İş cinayetleri yalnızca teknik değil, politik bir meseledir. Ancak bu konu Türkiye’de siyasal gündemin merkezine de beklenen düzeyde girmemektedir. İktidar, işveren örgütlerinin baskısıyla iş sağlığı konusunu “maliyet” perspektifinde değerlendirirken, muhalefet de bu alanı çoğunlukla teknik bir detay olarak görmekte ya da tüm sorunlar içinde bu soruna yeterince yer vermemektedir. Halbu ki ülkemizde her gün her hafta hayatını kaybeden işçiler, bu sessizliğin doğrudan sonucu olarak yaşamlarını kaybetmektedir.

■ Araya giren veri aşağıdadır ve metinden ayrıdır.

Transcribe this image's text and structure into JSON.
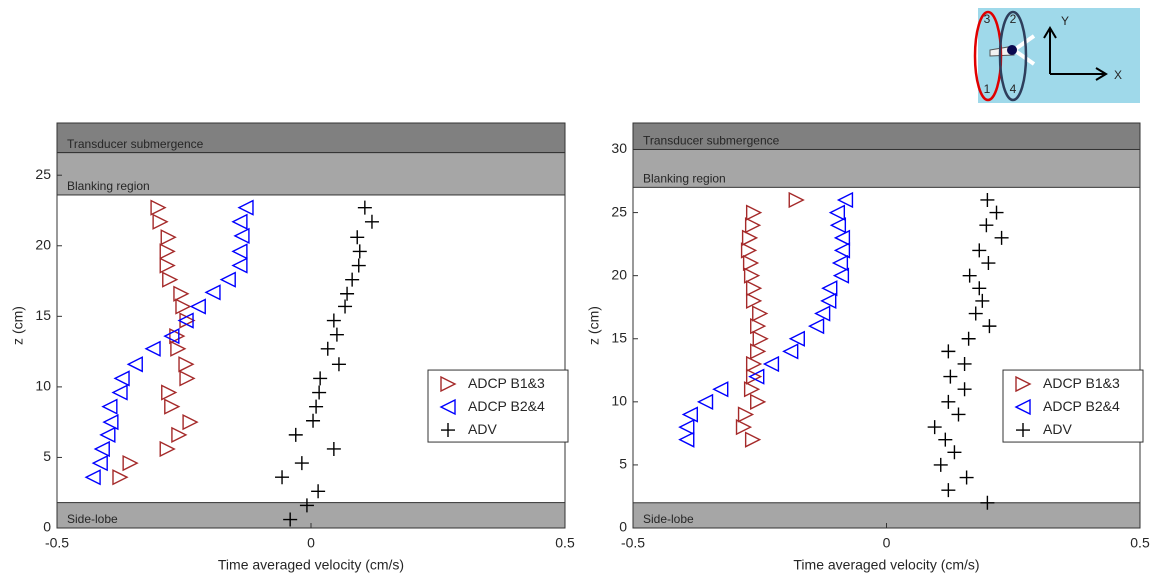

Giderek artan sorunlar giderek artan bir ihtiyaç ortaya koymaktadır. Türkiye’de bir İSG reformu gereklidir ve İSG reformu, yalnızca teknik değil, ahlaki ve vicdani bir sorumluluk olarak gündeme alınmalıdır.

Yapılması gereken aslında oldukça açıktır. İş güvenliği uzmanlarının işverene olan ekonomik bağımlılığı sona erdirilmeli ve bu meslek grubu kamu güvencesi altına alınmalıdır. Çünkü bağımsızlığı olmayan bir uzmanlık, ne işvereni denetleyebilir ne de işçiyi koruyabilir. İş Güvenliği Uzmanlarına, yalnızca rapor sunan bir figür değil, gerektiğinde üretimi durdurabilecek gerçek bir yetki tanınmalıdır. Ancak o zaman, iş kazaları karşısında etkili bir önleyici rol üstlenebilirler. Bunun yanı sıra, çalışanların ve ISG profesyonellerinin tehlikeleri çekinmeden bildirebileceği, isimleri gizli tutulan, teknik olarak korumalı ve güven veren bir bildirim sistemi kurulmalıdır. Böylece sorunlar, ancak birileri zarar gördükten sonra değil, öncesinde açığa çıkarılabilir.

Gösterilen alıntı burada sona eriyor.